4. Set-Up: Determine likely areas for various triage levels (see below) to be further evaluated and treated. Also, determine the appropriate entry and exit points for victims that need immediate transport to medical facilities, if they exist. If you are blessed with lots of help at the scene, determine triage, treatment, and transport team leaders.
5. S.T.A.R.T.: Triage uses the acronym S.T.A.R.T., which stands for Simple Triage and Rapid Treatment.
The first round of triage, known as “primary triage”, should be fast (30 seconds per patient if possible) and does not involve extensive treatment of injuries. It should be focused on identifying the triage level of each patient. Evaluation in primary triage consists mostly of quick evaluation of respirations (or the lack thereof), perfusion (adequacy of circulation), and mental status. Other than controlling massive bleeding and clearing airways, very little treatment is performed in primary triage.
Know Your Colors
Although there is no international standard for this, triage levels are usually determined by color:
Immediate (Red tag): The victim needs immediate medical care and will not survive if not treated quickly. (for example, a major hemorrhagic wound/internal bleeding) Top priority for treatment.

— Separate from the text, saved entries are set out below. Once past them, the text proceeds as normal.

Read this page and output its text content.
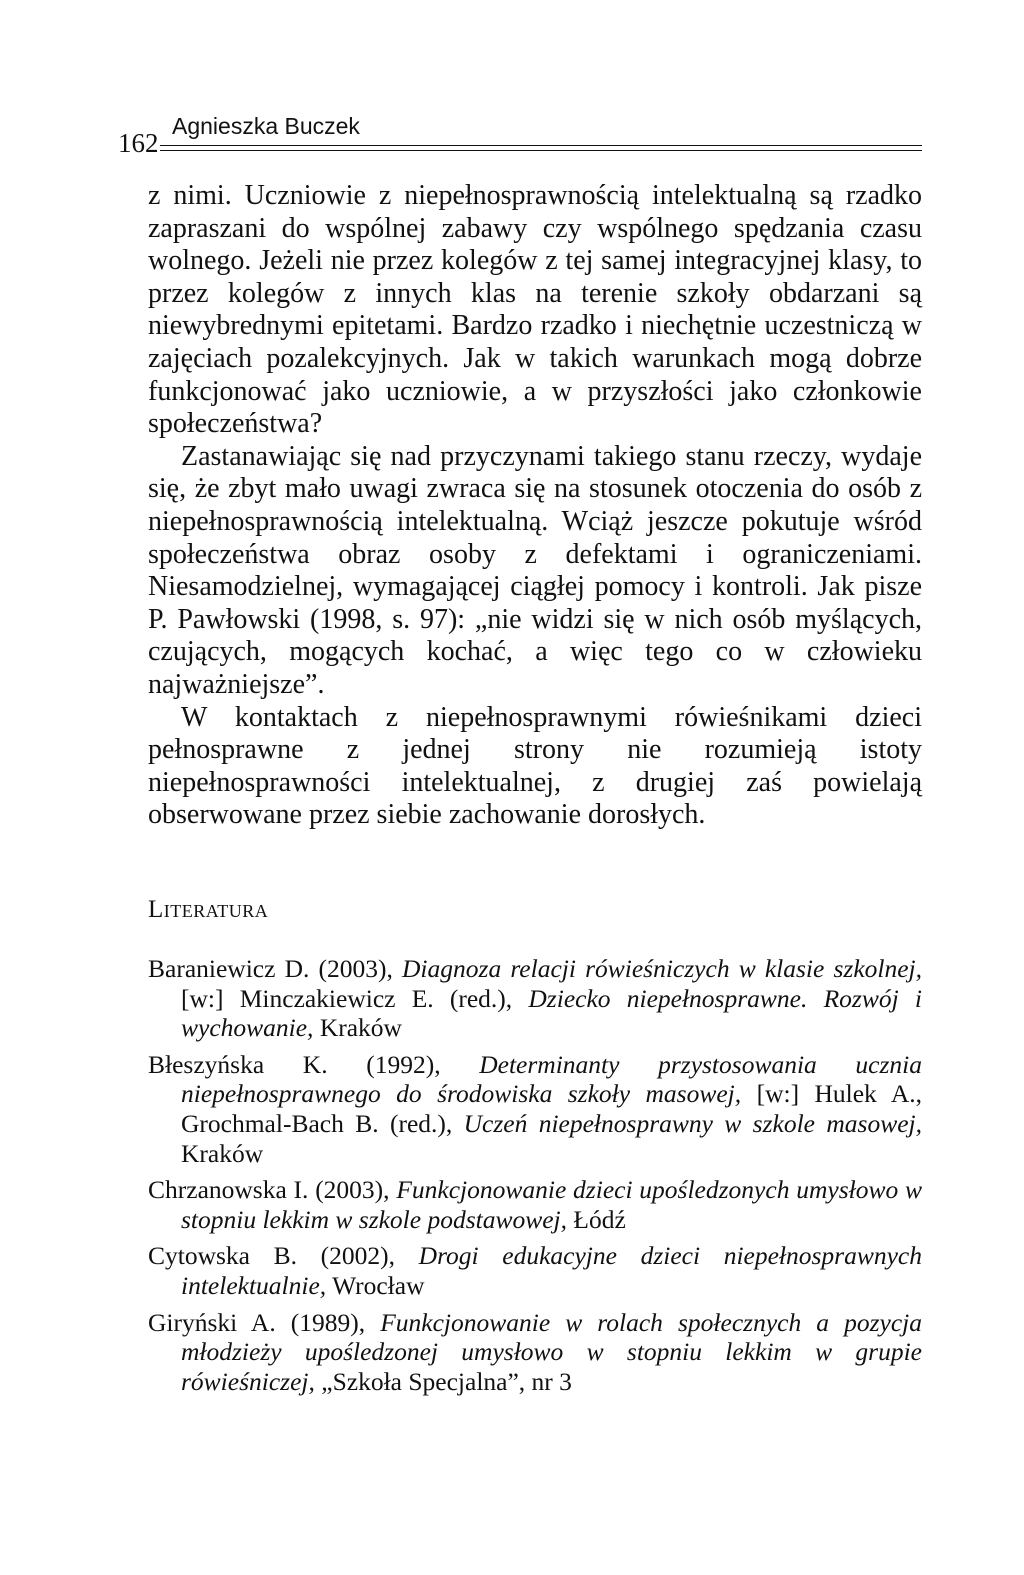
162
Agnieszka Buczek

z nimi. Uczniowie z niepełnosprawnością intelektualną są rzadko zapraszani do wspólnej zabawy czy wspólnego spędzania czasu wolnego. Jeżeli nie przez kolegów z tej samej integracyjnej klasy, to przez kolegów z innych klas na terenie szkoły obdarzani są niewybrednymi epitetami. Bardzo rzadko i niechętnie uczestniczą w zajęciach pozalekcyjnych. Jak w takich warunkach mogą dobrze funkcjonować jako uczniowie, a w przyszłości jako członkowie społeczeństwa?

Zastanawiając się nad przyczynami takiego stanu rzeczy, wydaje się, że zbyt mało uwagi zwraca się na stosunek otoczenia do osób z niepełnosprawnością intelektualną. Wciąż jeszcze pokutuje wśród społeczeństwa obraz osoby z defektami i ograniczeniami. Niesamodzielnej, wymagającej ciągłej pomocy i kontroli. Jak pisze P. Pawłowski (1998, s. 97): „nie widzi się w nich osób myślących, czujących, mogących kochać, a więc tego co w człowieku najważniejsze”.

W kontaktach z niepełnosprawnymi rówieśnikami dzieci pełnosprawne z jednej strony nie rozumieją istoty niepełnosprawności intelektualnej, z drugiej zaś powielają obserwowane przez siebie zachowanie dorosłych.

Literatura
Baraniewicz D. (2003), Diagnoza relacji rówieśniczych w klasie szkolnej, [w:] Minczakiewicz E. (red.), Dziecko niepełnosprawne. Rozwój i wychowanie, Kraków
Błeszyńska K. (1992), Determinanty przystosowania ucznia niepełnosprawnego do środowiska szkoły masowej, [w:] Hulek A., Grochmal-Bach B. (red.), Uczeń niepełnosprawny w szkole masowej, Kraków
Chrzanowska I. (2003), Funkcjonowanie dzieci upośledzonych umysłowo w stopniu lekkim w szkole podstawowej, Łódź
Cytowska B. (2002), Drogi edukacyjne dzieci niepełnosprawnych intelektualnie, Wrocław
Giryński A. (1989), Funkcjonowanie w rolach społecznych a pozycja młodzieży upośledzonej umysłowo w stopniu lekkim w grupie rówieśniczej, „Szkoła Specjalna”, nr 3
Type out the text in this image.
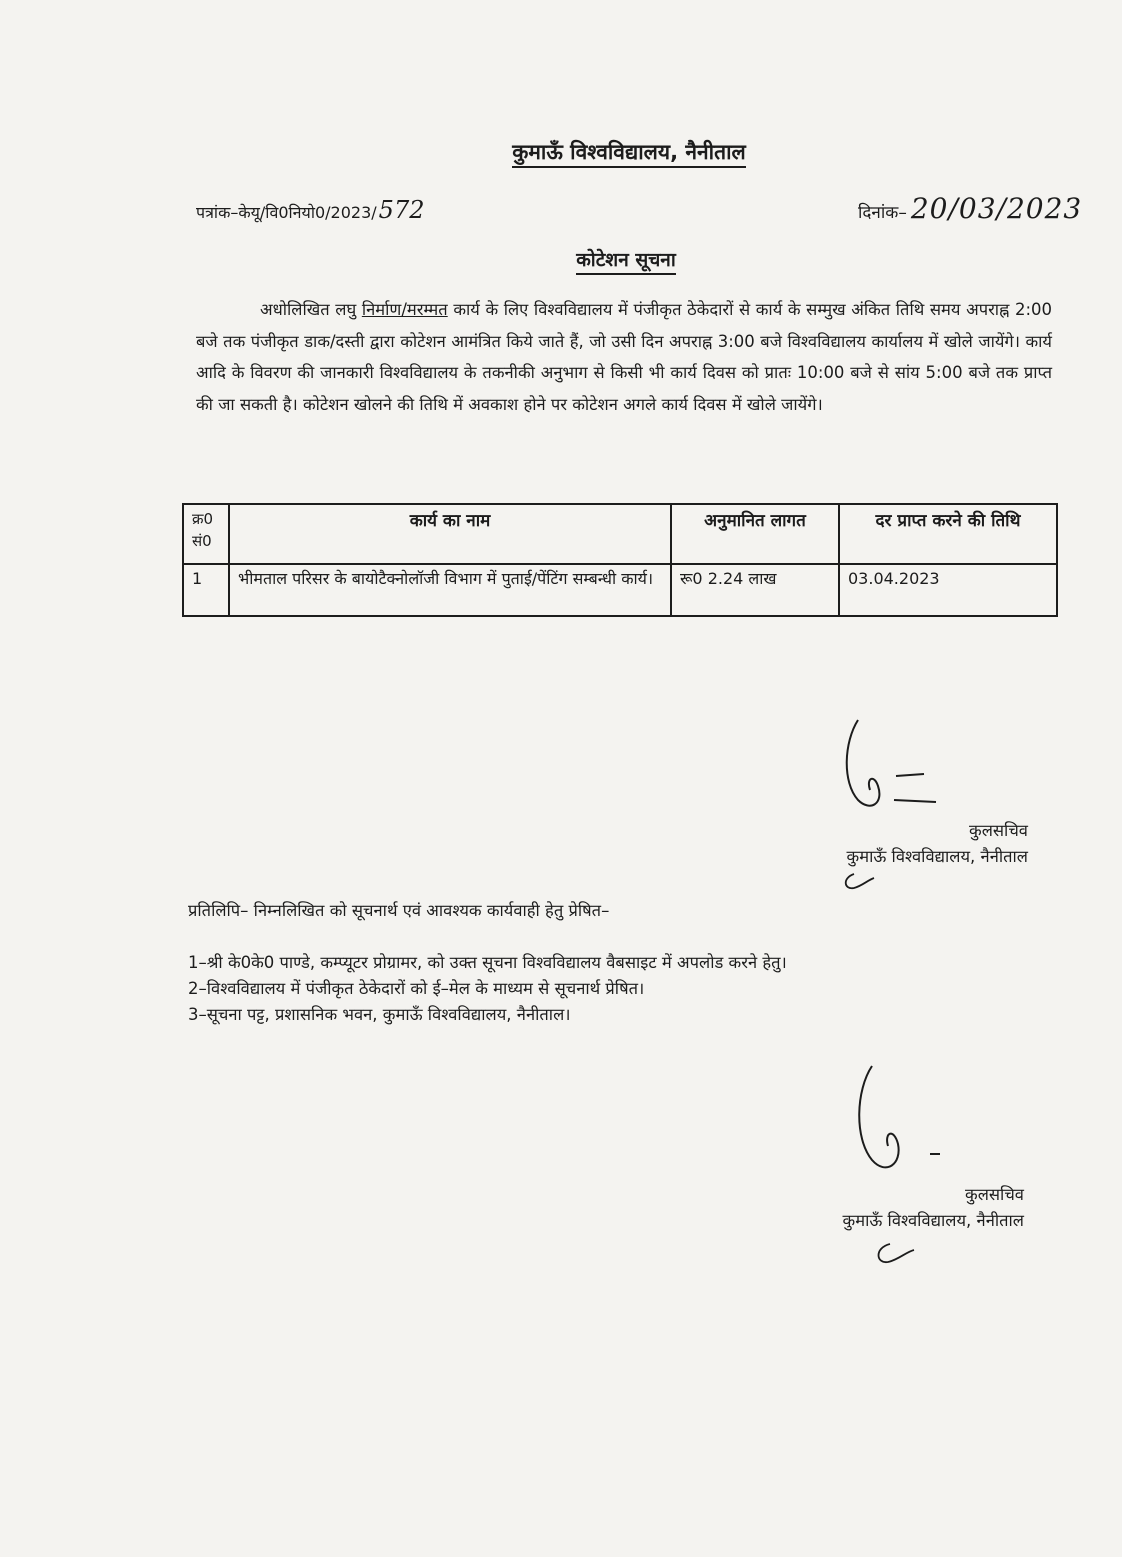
कुमाऊँ विश्वविद्यालय, नैनीताल
पत्रांक–केयू/वि0नियो0/2023/572	दिनांक– 20/03/2023
कोटेशन सूचना
अधोलिखित लघु निर्माण/मरम्मत कार्य के लिए विश्वविद्यालय में पंजीकृत ठेकेदारों से कार्य के सम्मुख अंकित तिथि समय अपराह्न 2:00 बजे तक पंजीकृत डाक/दस्ती द्वारा कोटेशन आमंत्रित किये जाते हैं, जो उसी दिन अपराह्न 3:00 बजे विश्वविद्यालय कार्यालय में खोले जायेंगे। कार्य आदि के विवरण की जानकारी विश्वविद्यालय के तकनीकी अनुभाग से किसी भी कार्य दिवस को प्रातः 10:00 बजे से सांय 5:00 बजे तक प्राप्त की जा सकती है। कोटेशन खोलने की तिथि में अवकाश होने पर कोटेशन अगले कार्य दिवस में खोले जायेंगे।
क्र0
सं0	कार्य का नाम	अनुमानित लागत	दर प्राप्त करने की तिथि
1	भीमताल परिसर के बायोटैक्नोलॉजी विभाग में पुताई/पेंटिंग सम्बन्धी कार्य।	रू0 2.24 लाख	03.04.2023
कुलसचिव
कुमाऊँ विश्वविद्यालय, नैनीताल
प्रतिलिपि– निम्नलिखित को सूचनार्थ एवं आवश्यक कार्यवाही हेतु प्रेषित–
1–श्री के0के0 पाण्डे, कम्प्यूटर प्रोग्रामर, को उक्त सूचना विश्वविद्यालय वैबसाइट में अपलोड करने हेतु।
2–विश्वविद्यालय में पंजीकृत ठेकेदारों को ई–मेल के माध्यम से सूचनार्थ प्रेषित।
3–सूचना पट्ट, प्रशासनिक भवन, कुमाऊँ विश्वविद्यालय, नैनीताल।
कुलसचिव
कुमाऊँ विश्वविद्यालय, नैनीताल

Delayed (Yellow tag): The victim needs medical care within 2-4 hours. Injuries may become life-threatening if ignored, but can wait until Red tags are treated. (for example, open fracture of femur without major hemorrhage)
Minimal (Green tag): Generally stable and ambulatory (“walking wounded”) but may need some medical care. (for example, 2 broken fingers, sprained wrist)
Expectant (Black tag): The victim is either deceased or is not expected to live. (for example, open fracture of cranium with brain damage, multiple penetrating chest wounds)
Knowledge of this system allows a patient marking system that easily allows a caregiver to understand the urgency of a patient’s situation.
It should go without saying that, in a power-down situation without modern medical care, a lot of red tags and even some yellow tags will become black tags. It will be difficult to save someone with a major internal bleeding episode without surgical intervention.
The Final Word
Even without medical training, having some basic knowledge of how triage works will allow us to lend a helping hand in identifying those victims who need the most urgent care. If things are really bad, that helping hand may be the only hand.
To be honest, it had never occurred to me to carry some colored triage tags or tape in my worst-case-scenario kit. Following a severe disaster, help may be a long time coming and those of us still walking may have to determine on our own who will and will not survive. As sobering as this may be, it is something to think about, be aware of, and yes, prepare for mentally.
Enjoy your next adventure through common sense and thoughtful preparation!